I'm creating a search engine for my non-profit org that uses 21 languages, so I also need to support traditional and simplified Chinese as these are our second largest set of readers.
I have read a few articles (你们好 - Elasticsearch and the Chinese language | mimacom) and it seems I need to use stconvert
as traditional Chinese is not supported in Elasticsearch.
I am also using smartcn
for simplified Chinese... these plugins are both on the recommended list (Analysis Plugins | Elasticsearch Plugins and Integrations [8.0] | Elastic) and I have them both installed correctly on elastic cloud.
However, I'm confused about how to use stconvert
with smartcn
, as I understand it the stconvert
plugin only converts traditional Chinese charters to simplified Chinese and back.
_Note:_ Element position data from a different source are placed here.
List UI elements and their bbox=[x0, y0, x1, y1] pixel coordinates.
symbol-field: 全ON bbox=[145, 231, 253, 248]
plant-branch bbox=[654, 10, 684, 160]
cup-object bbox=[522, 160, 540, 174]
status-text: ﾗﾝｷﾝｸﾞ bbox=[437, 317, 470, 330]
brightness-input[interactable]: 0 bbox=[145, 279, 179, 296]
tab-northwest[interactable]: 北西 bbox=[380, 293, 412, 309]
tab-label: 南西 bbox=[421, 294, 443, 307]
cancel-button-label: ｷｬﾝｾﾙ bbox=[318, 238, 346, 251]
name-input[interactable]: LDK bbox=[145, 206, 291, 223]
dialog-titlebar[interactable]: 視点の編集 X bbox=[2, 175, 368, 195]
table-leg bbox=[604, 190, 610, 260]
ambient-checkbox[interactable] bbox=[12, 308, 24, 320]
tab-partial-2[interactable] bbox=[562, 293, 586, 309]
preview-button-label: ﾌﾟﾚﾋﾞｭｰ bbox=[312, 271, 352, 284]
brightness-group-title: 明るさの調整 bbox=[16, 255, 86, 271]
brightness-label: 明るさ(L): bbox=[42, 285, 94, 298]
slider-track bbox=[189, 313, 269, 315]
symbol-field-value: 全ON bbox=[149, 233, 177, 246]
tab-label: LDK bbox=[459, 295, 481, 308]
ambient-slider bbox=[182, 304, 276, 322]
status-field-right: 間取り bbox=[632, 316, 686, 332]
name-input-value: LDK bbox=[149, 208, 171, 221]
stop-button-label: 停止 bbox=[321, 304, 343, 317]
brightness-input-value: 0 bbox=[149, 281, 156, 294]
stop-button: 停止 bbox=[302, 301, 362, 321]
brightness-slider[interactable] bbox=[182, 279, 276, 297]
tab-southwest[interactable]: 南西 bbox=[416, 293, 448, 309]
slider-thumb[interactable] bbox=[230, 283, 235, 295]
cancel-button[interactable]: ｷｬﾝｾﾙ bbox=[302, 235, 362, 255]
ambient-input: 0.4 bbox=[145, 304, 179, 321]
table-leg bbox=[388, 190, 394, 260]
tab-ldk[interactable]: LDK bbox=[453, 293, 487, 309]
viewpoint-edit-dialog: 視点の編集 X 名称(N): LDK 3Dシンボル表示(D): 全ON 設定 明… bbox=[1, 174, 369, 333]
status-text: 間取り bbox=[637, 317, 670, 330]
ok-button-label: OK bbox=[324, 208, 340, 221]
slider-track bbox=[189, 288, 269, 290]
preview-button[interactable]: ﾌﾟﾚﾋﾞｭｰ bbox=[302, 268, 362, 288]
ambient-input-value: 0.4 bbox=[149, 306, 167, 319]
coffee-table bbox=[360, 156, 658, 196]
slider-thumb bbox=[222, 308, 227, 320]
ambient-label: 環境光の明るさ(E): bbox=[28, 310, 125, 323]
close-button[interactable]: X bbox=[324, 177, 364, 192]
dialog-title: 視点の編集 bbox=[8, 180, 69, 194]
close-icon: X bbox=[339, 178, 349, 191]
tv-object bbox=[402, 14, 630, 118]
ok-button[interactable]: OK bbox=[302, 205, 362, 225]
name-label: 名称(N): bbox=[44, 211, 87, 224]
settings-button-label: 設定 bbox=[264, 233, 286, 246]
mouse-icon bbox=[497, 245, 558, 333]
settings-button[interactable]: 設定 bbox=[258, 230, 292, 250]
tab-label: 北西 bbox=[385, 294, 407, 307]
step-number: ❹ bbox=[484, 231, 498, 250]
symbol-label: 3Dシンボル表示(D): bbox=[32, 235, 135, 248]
I can create the demo stconvert
index and get the plugin working:
PUT /stconvert/
{
"settings": {
"analysis": {
"analyzer": {
"tsconvert": {
"tokenizer": "tsconvert"
}
},
"tokenizer": {
"tsconvert": {
"type": "stconvert",
"delimiter": "#",
"keep_both": false,
"convert_type": "t2s"
}
},
"filter": {
"tsconvert": {
"type": "stconvert",
"delimiter": "#",
"keep_both": false,
"convert_type": "t2s"
}
},
"char_filter": {
"tsconvert": {
"type": "stconvert",
"convert_type": "t2s"
}
}
}
}
}
But when I create the actual traditional Chinese index, I still want to use the smartcn
analyser:
PUT /zh-traditional/
{
"settings": {
"analysis": {
"analyzer": "smartcn"
}
}
}
Is there anyone that can help me link the two together? I can't find any instructions or help on how to use the two plugins together, or do I just need to use the stconvert
analyser only and it'll use the native Chinese search in the background? From my research it seems the best search experience is provided by using both plugins but I can't figure out how to use them together.
Any help would be appreciated.